1.workingset_size计算逻辑

内核刚引入workingset算法的时候，workingset_size计算逻辑很简单，只要计算相应类型page的Active page数量就可以了，而v6.1源码的计算逻辑更为复杂，也更为科学，总结起来：workingset size等于：Sum of all LRU size except inactive list of page's type。

anon page:

workingset_size = NR_ACTIVE_FILE + NR_INACTIVE_FILE + NR_ACTIVE_ANON

file-backed page:

workingset_size = NR_ACTIVE_FILE + NR_ACTIVE_ANON + NR_INACTIVE_ANON

内核为什么要修改这个逻辑呢？可以参见如下系列patch:

Re: [PATCH 05/14] mm: workingset: let cache workingset challenge anon - Johannes Weiner

尤其这个系列的patch的05号修改对应workingset_size计算逻辑的优化，核心的思想是说虽然内核将lru链表分割成file和anon，但是计算workingset size的时候要综合起来看这两个部分，不能割裂的看，因为系统回收内存的时候是file和anon综合扫描回收的，具体原因原作者回复的特别清晰：

This is intentional, because there IS a connection: they both take up
space in RAM, and they both cost IO to bring back once reclaimed.

When file is refaulting, it means we need to make more space for
cache. That space can come from stale active file pages. But what if
active cache is all hot, and meanwhile there are cold anon pages that
we could swap out once and then serve everything from RAM?
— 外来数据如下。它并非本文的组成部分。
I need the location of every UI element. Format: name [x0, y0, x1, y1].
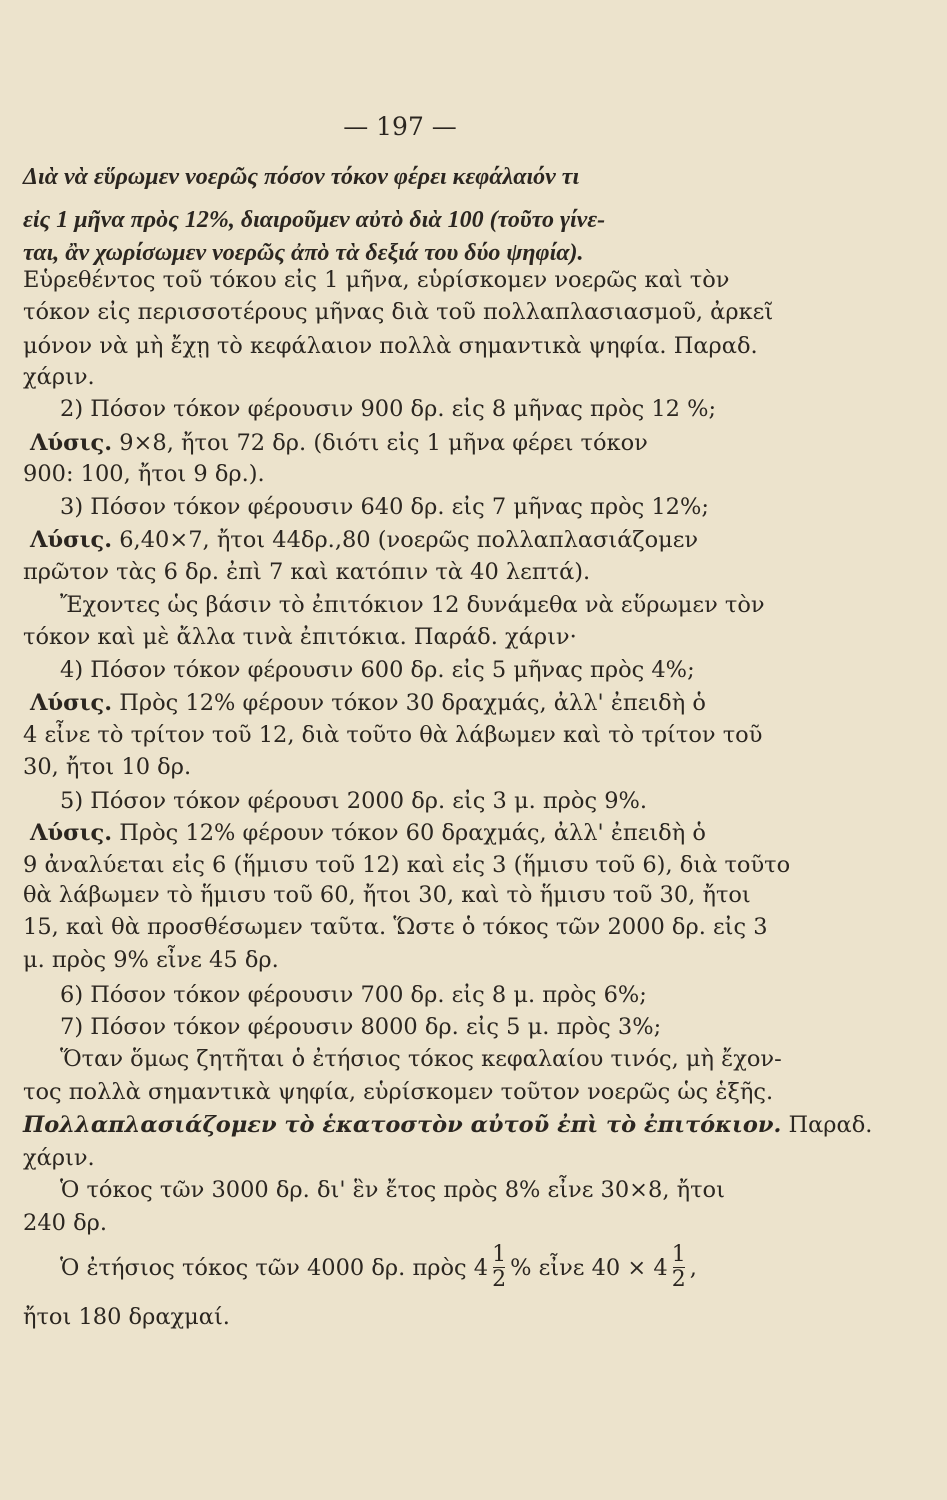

When file is refaulting, we should find the coldest data that is
taking up RAM and kick it out. It doesn't matter whether it's file or
anon: the goal is to free up RAM with the least amount of IO risk.

Remember that the file/anon split, and the inactive/active split, are
there to optimize reclaim. It doesn't mean that these memory pools are
independent from each other.

The file list is split in two because of use-once cache. The anon and
file lists are split because of different IO patterns, because we may
not have swap etc. But once we are out of use-once cache, have swap
space available, and have corrected for the different cost of IO,
there needs to be a relative order between all pages in the system to
find the optimal candidates to reclaim.

有个人说file和anon的refault distance计算是按内核的逻辑这两个是没关系，新patch打破了这个固有观念。作者回复了上面一段：

这是有意为之，因为这两个是有联系的：他们都占用RAM内存，回收的时候也都有IO成本。当file发生refault时候，意味者需要给cache更多的生存空间（避免被回收导致refault的空间），这个空间可以来自于老旧的active file pages（也就是说将该cache page放入active file lru链表保护下），但是如果如果active file page都是hot频繁访问的，与此同时，存在cold anon pages可以swap out应该怎么样呢？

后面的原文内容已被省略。